Policies for zero-trust in the cloud
For a zero-trust model to work effectively in the cloud, security and operations teams will need to integrate security policies directly into workload instances both in their data centers and cloud environments. By creating a layer of policy enforcement that travels with workloads wherever they go, organizations have a much stronger chance of protecting data regardless of where the instance runs.
In some ways, this shifts security policy and access control back to the individual instances rather than within the network itself, but hybrid cloud architecture designs don't easily accommodate traditional networking models of segmentation. Dynamic assets like virtual instances -- running on technology like VMware internally or in AWS or Azure -- and containers are difficult to position behind fixed network enforcement points. So, organizations can adopt a zero-trust microsegmentation strategy that only allows traffic to flow between approved systems and connections, regardless of the environment they are in.
An entirely new aspect of strategy for zero-trust in the cloud complements the network focus: identity management and permissions. As all assets in a cloud environment are essentially software-defined objects communicating across a uniform provider backplane, a control plane enforcing identity attributes like privilege allocation and policy works in conjunction with network behaviors and definitions to isolate and control workload interactions. Using tools like instance images and container grouping, along with orchestration tools like Kubernetes or those available from major IaaS and PaaS providers, teams can create affinity policies of trust based on identity and privilege definitions evaluated and enforced by the provider hypervisor and software-defined infrastructure.
How this layer of identity control gets created and enforced is unfortunately specific to the individual provider environment and rarely translates from one environment to another. Where network-based controls can be enforced through a unified approach to access control rules that allow or restrict ports, protocols and services -- and may be enabled with a central firewall appliance or other platform -- identity definitions and policies are usually tailored to the provider since its permissions are specifically tailored to the cloud environment itself.
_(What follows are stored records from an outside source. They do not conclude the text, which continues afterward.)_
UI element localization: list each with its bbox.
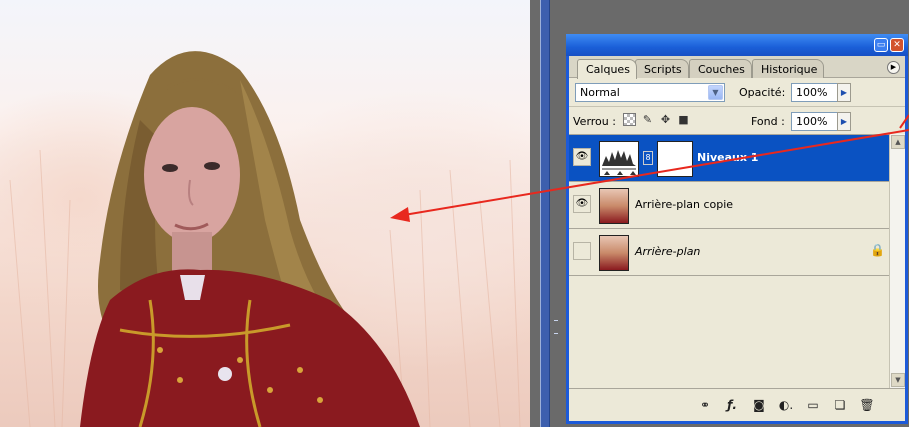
fill-label: Fond :: [751, 115, 785, 128]
trash-icon[interactable]: 🗑: [859, 397, 875, 413]
layer-row-arriere-plan[interactable]: Arrière-plan 🔒: [569, 229, 905, 276]
fill-input[interactable]: 100%: [791, 112, 839, 131]
layer-row-arriere-plan-copie[interactable]: 👁 Arrière-plan copie: [569, 182, 905, 229]
blend-mode-value: Normal: [580, 86, 620, 99]
fill-slider-arrow-icon[interactable]: ▶: [837, 112, 851, 131]
layers-palette: ▭ ✕ Calques Scripts Couches Historique ▶…: [566, 34, 908, 424]
lock-row: Verrou : ✎ ✥ ■ Fond : 100% ▶: [569, 106, 905, 134]
panel-splitter[interactable]: [540, 0, 558, 427]
levels-adjustment-thumbnail: [599, 141, 639, 177]
chevron-down-icon[interactable]: ▼: [708, 85, 723, 100]
layer-list: 👁 8 Niveaux 1 👁 Arrière-plan copie Arriè…: [569, 134, 905, 388]
eye-icon[interactable]: 👁: [573, 148, 591, 166]
lock-icon: 🔒: [870, 243, 885, 257]
scroll-down-icon[interactable]: ▼: [891, 373, 905, 387]
lock-pixels-brush-icon[interactable]: ✎: [641, 113, 654, 126]
layer-style-icon[interactable]: ƒ.: [724, 397, 740, 413]
palette-bottom-toolbar: ⚭ ƒ. ◙ ◐. ▭ ❏ 🗑: [569, 388, 905, 421]
opacity-slider-arrow-icon[interactable]: ▶: [837, 83, 851, 102]
eye-icon[interactable]: 👁: [573, 195, 591, 213]
grip-icon: [554, 320, 558, 334]
blend-row: Normal ▼ Opacité: 100% ▶: [569, 78, 905, 106]
opacity-input[interactable]: 100%: [791, 83, 839, 102]
adjustment-icon[interactable]: ◐.: [778, 397, 794, 413]
lock-options: ✎ ✥ ■: [623, 113, 690, 126]
photo-canvas: [0, 0, 530, 427]
palette-tabs: Calques Scripts Couches Historique ▶: [569, 56, 905, 79]
new-layer-icon[interactable]: ❏: [832, 397, 848, 413]
layer-name: Niveaux 1: [697, 151, 759, 164]
portrait-image: [9, 51, 521, 427]
palette-menu-icon[interactable]: ▶: [887, 61, 900, 74]
layer-thumbnail: [599, 235, 629, 271]
folder-icon[interactable]: ▭: [805, 397, 821, 413]
layer-name: Arrière-plan copie: [635, 198, 734, 211]
eye-hidden-icon[interactable]: [573, 242, 591, 260]
layer-name: Arrière-plan: [635, 245, 701, 258]
histogram-icon: [602, 150, 636, 175]
scroll-up-icon[interactable]: ▲: [891, 135, 905, 149]
blend-mode-select[interactable]: Normal ▼: [575, 83, 725, 102]
tab-calques[interactable]: Calques: [577, 59, 637, 79]
layer-thumbnail: [599, 188, 629, 224]
tab-couches[interactable]: Couches: [689, 59, 752, 78]
close-icon[interactable]: ✕: [890, 38, 904, 52]
tab-scripts[interactable]: Scripts: [635, 59, 689, 78]
lock-label: Verrou :: [573, 115, 616, 128]
lock-transparency-icon[interactable]: [623, 113, 636, 126]
opacity-label: Opacité:: [739, 86, 786, 99]
minimize-icon[interactable]: ▭: [874, 38, 888, 52]
layer-mask-thumbnail[interactable]: [657, 141, 693, 177]
layer-row-niveaux-1[interactable]: 👁 8 Niveaux 1: [569, 135, 905, 182]
lock-position-move-icon[interactable]: ✥: [659, 113, 672, 126]
layer-list-scrollbar[interactable]: ▲ ▼: [889, 134, 905, 388]
tab-historique[interactable]: Historique: [752, 59, 825, 78]
lock-all-icon[interactable]: ■: [677, 113, 690, 126]
mask-icon[interactable]: ◙: [751, 397, 767, 413]
link-icon[interactable]: ⚭: [697, 397, 713, 413]
link-chain-icon[interactable]: 8: [643, 151, 653, 165]
palette-titlebar[interactable]: ▭ ✕: [566, 34, 908, 56]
To achieve a true zero-trust in the cloud model, a combination of network and identity permission policies should be in place, preferably with application behavior profiling enabled. No cloud provider options enable this completely, which may lead some organizations to third-party tools that are usually agent-based and include a separate policy controller that evaluates network, identity and application behaviors and settings when making access control decisions. In the future, this capability will likely get more integrated into individual cloud provider environments, but enabling this for multi-cloud deployments will probably take some time.